I'd suggest that if you go through with it, you agree ahead of time on compensation for her. Not the thousands of dollars that surrogates normally get, but what expenses she'll be reimbursed for. Also, I'd agree on some kind of "allowance". There usually is an allowance for expenses, and I'd give her maybe one that is a bit more generous than the usual if she isn't getting any compensation. You don't want her to feel in the end that she went through all this pain and suffering and ended up with nothing. While money isn't what she is after (you are going to have to compensate her in warm fuzzies in other ways), if she feels she is losing money in the process, that just gets under people's skins if anything else is annoying them and makes it worse. So, making sure that she doesnt' feel like she is putting her own money into the process helps make your relationship go smoother.
One thing about surrogacy, is that you will run into unexpected emotional bumps. It is something that people just don't "get" until they've experienced it because it is so different. Along the way you will be surprised at other people's reactions and then you'll stop and try to put yourself in their shoes and as you think about it you start to understand their perspective, but it would never have occurred to you that whatever they are concerned about would be an issue, just because we aren't used to thinking in terms of having these roles be separated out this way. It tends to make for a bit bumpier journey than we first expect. This is not to scare you off at all! I'm just saying that you should do what you can up front to ease the relationship and make the agreement as clear as possible so that in case you do run into any bumps, they will be as small as possible.
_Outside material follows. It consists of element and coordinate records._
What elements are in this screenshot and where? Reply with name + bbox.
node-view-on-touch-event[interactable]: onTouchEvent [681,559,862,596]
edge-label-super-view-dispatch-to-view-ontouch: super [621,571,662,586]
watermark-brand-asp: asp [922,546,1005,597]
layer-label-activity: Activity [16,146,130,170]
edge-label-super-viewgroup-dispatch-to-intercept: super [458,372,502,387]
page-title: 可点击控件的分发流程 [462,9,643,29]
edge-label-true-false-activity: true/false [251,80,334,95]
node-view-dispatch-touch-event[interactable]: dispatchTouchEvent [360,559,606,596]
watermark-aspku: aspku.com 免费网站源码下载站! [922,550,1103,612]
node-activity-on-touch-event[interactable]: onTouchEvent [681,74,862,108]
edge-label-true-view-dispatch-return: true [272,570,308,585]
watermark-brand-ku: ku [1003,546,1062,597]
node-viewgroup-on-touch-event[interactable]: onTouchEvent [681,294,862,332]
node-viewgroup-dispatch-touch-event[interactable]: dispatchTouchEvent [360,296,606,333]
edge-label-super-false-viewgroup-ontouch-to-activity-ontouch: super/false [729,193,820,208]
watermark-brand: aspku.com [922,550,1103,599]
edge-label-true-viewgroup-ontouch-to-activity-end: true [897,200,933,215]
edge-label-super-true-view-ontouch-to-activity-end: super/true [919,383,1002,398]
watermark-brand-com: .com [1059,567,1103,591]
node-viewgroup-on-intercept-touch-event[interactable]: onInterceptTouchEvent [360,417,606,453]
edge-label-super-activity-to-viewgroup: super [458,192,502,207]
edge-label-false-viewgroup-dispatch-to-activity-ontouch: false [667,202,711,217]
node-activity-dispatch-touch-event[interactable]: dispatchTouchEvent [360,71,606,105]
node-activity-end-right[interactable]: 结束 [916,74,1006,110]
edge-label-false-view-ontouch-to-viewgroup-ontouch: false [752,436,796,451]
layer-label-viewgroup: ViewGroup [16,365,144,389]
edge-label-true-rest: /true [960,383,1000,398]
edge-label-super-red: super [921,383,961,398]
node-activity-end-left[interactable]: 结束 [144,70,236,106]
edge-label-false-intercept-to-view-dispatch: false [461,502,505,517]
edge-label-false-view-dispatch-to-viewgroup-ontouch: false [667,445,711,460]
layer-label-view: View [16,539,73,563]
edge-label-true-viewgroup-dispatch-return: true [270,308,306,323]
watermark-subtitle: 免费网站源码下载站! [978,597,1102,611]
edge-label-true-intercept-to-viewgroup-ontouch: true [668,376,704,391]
Find a lawyer for your state at the American Association of Assisted Reproduction Technology Attorneys website. Get a quote from the lawyer for your contract. Find out about medical insurance - look at your SIL's plan booklet. Get a quote from an independent insurance broker if needed. Think through your budget. Can you spend $30,000-$40,000? If you don't have that much, where can you get it? Do you need to do this now or can you save for a year and do it in a year?
04-19-2013, 10:22 AM #5
I know this is an older thread, but thought I'd chime in . . . . we have/are on the surrogacy journey . . . our GS has had two m/c now - one after we say that the heartbeat which was particularly devastating. Our RE had the embryo sent off to a lab in CA which did a full genetic test on the embryo - to the level of detail that we found out the gender, and they were able to see if the embryo had any chromosomal issues. In our case, both times, we have lost a son who was perfect genetically . . . hence we are thinking about looking at another GS. But enough about me - you should investigate if you do get pg again and m/c if they can send the embryo/fetus off to get testing . . . it might help solve another piece of the puzzle.